Publié le 1 juillet 2020

Deux heures dans le ciel

Un saut en parapente au-dessus du lac d’Annecy

Je suis en pleine recherche de logements et d’informations sur ma future vie conjugale dans le sud de la France lorsque je reçois un sms de mon beau-père me disant : Demain après-midi, saut en parapente si météo est bonne, Hubert te contactera directement. Hubert, c’est un collègue de ma mère et de mon beau-père qui travaille donc dans le même lycée qu’eux et qui est prof dans la section « bois », mais c’est aussi et surtout un féru de parapente à mon plus grand plaisir.

Autant vous dire que la première fois que j’ai évoqué l’envie de faire un saut en parapente, c’est surtout le cœur de ma mère qui a sauté dans tous les sens. Alors pour se rassurer, elle a accepté mais à condition que je fasse mon baptême de l’air en compagnie de quelqu’un de confiance, alias Hubert. Ainsi, la veille de ce fameux saut, elle me parle, cherche des problèmes de météo, de cheville, d’habits pas assez chauds pour l’occasion (« Tu sais dans les airs, tu vas avoir supeeer froid »), mais il en faut plus pour me dissuader de réaliser ce rêve de gosse ! Après une courte nuit, ponctuée d’excitation et d’une petite trouille, il faut bien l’avouer, j’attends avec impatience des nouvelles de mon acolyte de saut. Mes affaires sont prêtes (assez chaudes, ma mère l’espère…) et le téléphone sonne : « Tu es prête ? La météo est bonne, on se rejoint à 14h au parking de l’aire d’atterrissage ? » « Heu, OKK !! À tout à l’heure ». Pas le temps de réfléchir, j’ai déjà tourné la clé de contact de la Polo de ma mère.

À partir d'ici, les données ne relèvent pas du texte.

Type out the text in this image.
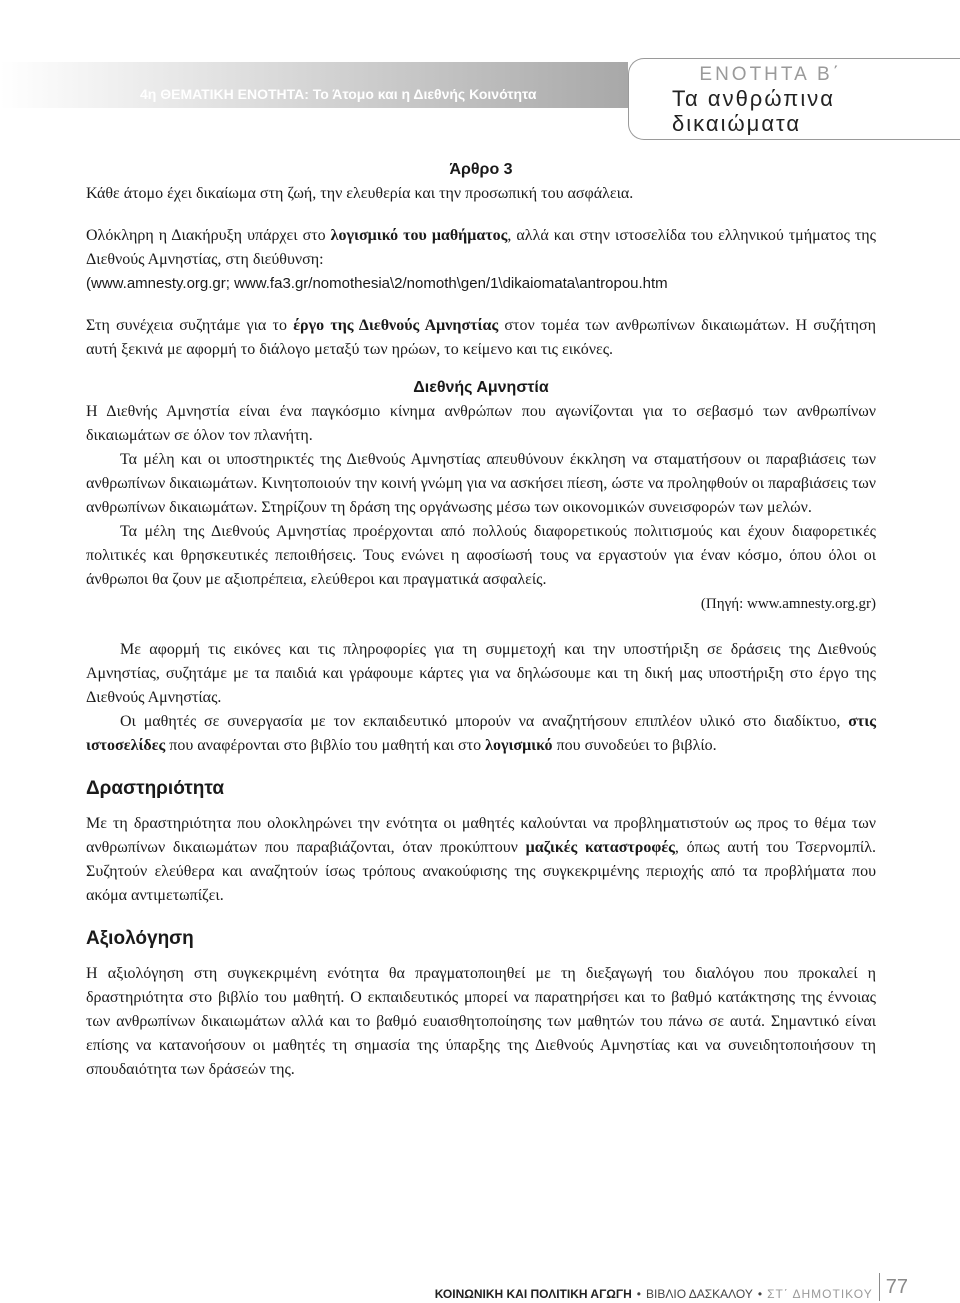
4η ΘΕΜΑΤΙΚΗ ΕΝΟΤΗΤΑ: Το Άτομο και η Διεθνής Κοινότητα
ΕΝΟΤΗΤΑ Β΄
Τα ανθρώπινα δικαιώματα
Άρθρο 3

Κάθε άτομο έχει δικαίωμα στη ζωή, την ελευθερία και την προσωπική του ασφάλεια.

Ολόκληρη η Διακήρυξη υπάρχει στο λογισμικό του μαθήματος, αλλά και στην ιστοσελίδα του ελληνικού τμήματος της Διεθνούς Αμνηστίας, στη διεύθυνση:

(www.amnesty.org.gr; www.fa3.gr/nomothesia\2/nomoth\gen/1\dikaiomata\antropou.htm

Στη συνέχεια συζητάμε για το έργο της Διεθνούς Αμνηστίας στον τομέα των ανθρωπίνων δικαιωμάτων. Η συζήτηση αυτή ξεκινά με αφορμή το διάλογο μεταξύ των ηρώων, το κείμενο και τις εικόνες.

Διεθνής Αμνηστία

Η Διεθνής Αμνηστία είναι ένα παγκόσμιο κίνημα ανθρώπων που αγωνίζονται για το σεβασμό των ανθρωπίνων δικαιωμάτων σε όλον τον πλανήτη.

Τα μέλη και οι υποστηρικτές της Διεθνούς Αμνηστίας απευθύνουν έκκληση να σταματήσουν οι παραβιάσεις των ανθρωπίνων δικαιωμάτων. Κινητοποιούν την κοινή γνώμη για να ασκήσει πίεση, ώστε να προληφθούν οι παραβιάσεις των ανθρωπίνων δικαιωμάτων. Στηρίζουν τη δράση της οργάνωσης μέσω των οικονομικών συνεισφορών των μελών.

Τα μέλη της Διεθνούς Αμνηστίας προέρχονται από πολλούς διαφορετικούς πολιτισμούς και έχουν διαφορετικές πολιτικές και θρησκευτικές πεποιθήσεις. Τους ενώνει η αφοσίωσή τους να εργαστούν για έναν κόσμο, όπου όλοι οι άνθρωποι θα ζουν με αξιοπρέπεια, ελεύθεροι και πραγματικά ασφαλείς.

(Πηγή: www.amnesty.org.gr)

Με αφορμή τις εικόνες και τις πληροφορίες για τη συμμετοχή και την υποστήριξη σε δράσεις της Διεθνούς Αμνηστίας, συζητάμε με τα παιδιά και γράφουμε κάρτες για να δηλώσουμε και τη δική μας υποστήριξη στο έργο της Διεθνούς Αμνηστίας.

Οι μαθητές σε συνεργασία με τον εκπαιδευτικό μπορούν να αναζητήσουν επιπλέον υλικό στο διαδίκτυο, στις ιστοσελίδες που αναφέρονται στο βιβλίο του μαθητή και στο λογισμικό που συνοδεύει το βιβλίο.

Δραστηριότητα

Με τη δραστηριότητα που ολοκληρώνει την ενότητα οι μαθητές καλούνται να προβληματιστούν ως προς το θέμα των ανθρωπίνων δικαιωμάτων που παραβιάζονται, όταν προκύπτουν μαζικές καταστροφές, όπως αυτή του Τσερνομπίλ. Συζητούν ελεύθερα και αναζητούν ίσως τρόπους ανακούφισης της συγκεκριμένης περιοχής από τα προβλήματα που ακόμα αντιμετωπίζει.

Αξιολόγηση

Η αξιολόγηση στη συγκεκριμένη ενότητα θα πραγματοποιηθεί με τη διεξαγωγή του διαλόγου που προκαλεί η δραστηριότητα στο βιβλίο του μαθητή. Ο εκπαιδευτικός μπορεί να παρατηρήσει και το βαθμό κατάκτησης της έννοιας των ανθρωπίνων δικαιωμάτων αλλά και το βαθμό ευαισθητοποίησης των μαθητών του πάνω σε αυτά. Σημαντικό είναι επίσης να κατανοήσουν οι μαθητές τη σημασία της ύπαρξης της Διεθνούς Αμνηστίας και να συνειδητοποιήσουν τη σπουδαιότητα των δράσεών της.

ΚΟΙΝΩΝΙΚΗ ΚΑΙ ΠΟΛΙΤΙΚΗ ΑΓΩΓΗ • ΒΙΒΛΙΟ ΔΑΣΚΑΛΟΥ • ΣΤ΄ ΔΗΜΟΤΙΚΟΥ 77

Le moment fatidique arrive…

14h. Je retrouve Hubert à côté de sa moto et de tout le matériel dont nous avons besoin pour ce qui va suivre. Il m’explique plein de choses et j’essaie de tout retenir mais je suis tellement excitée que je laisse papiers, argent et clés de voiture dans la voiture, non fermée bien sûr. On fait du stop pour monter au départ des parapentes à côté du Col de la Forclaz. Dans la voiture, je suis entourée d’amateurs de parapente qui font connaissance rapidement en se racontant des anecdotes et leurs expériences respectives. J’adore écouter cette passion et ce besoin de liberté dans les airs que je partage depuis longtemps. J’ai toujours adoré l’espace, le ciel et le fait de pouvoir voler, chatouiller les oiseaux et vivre ainsi le rêve d’Icare, se rapprocher un peu des étoiles.

Quand j’étais en troisième, j’ai passé le BIA, Brevet d’Initiation à l’Aéronautique, l’équivalent du code de la route. Alors, avec la théorie en poche, je passe à la pratique et commence les heures de vol. Comme me disent mes parents, tu vas savoir piloter un avion avant de conduire une voiture… Pour des raisons financières et personnelles, j’ai tout arrêté avant de concrétiser ce rêve de savoir piloter toute seule et d’avoir la liberté d’aller là où peu de gens ont la chance de se rendre. Malgré tout, le souvenir de ce premier vol à bord d’un petit avion de l’aéroclub, au-dessus du lac d’Annecy, des montagnes, des champs et des alpages et enfin du Saint Graal, le Mont Blanc, restera gravé dans ma mémoire et restera un moment de pure liberté et de pur bonheur !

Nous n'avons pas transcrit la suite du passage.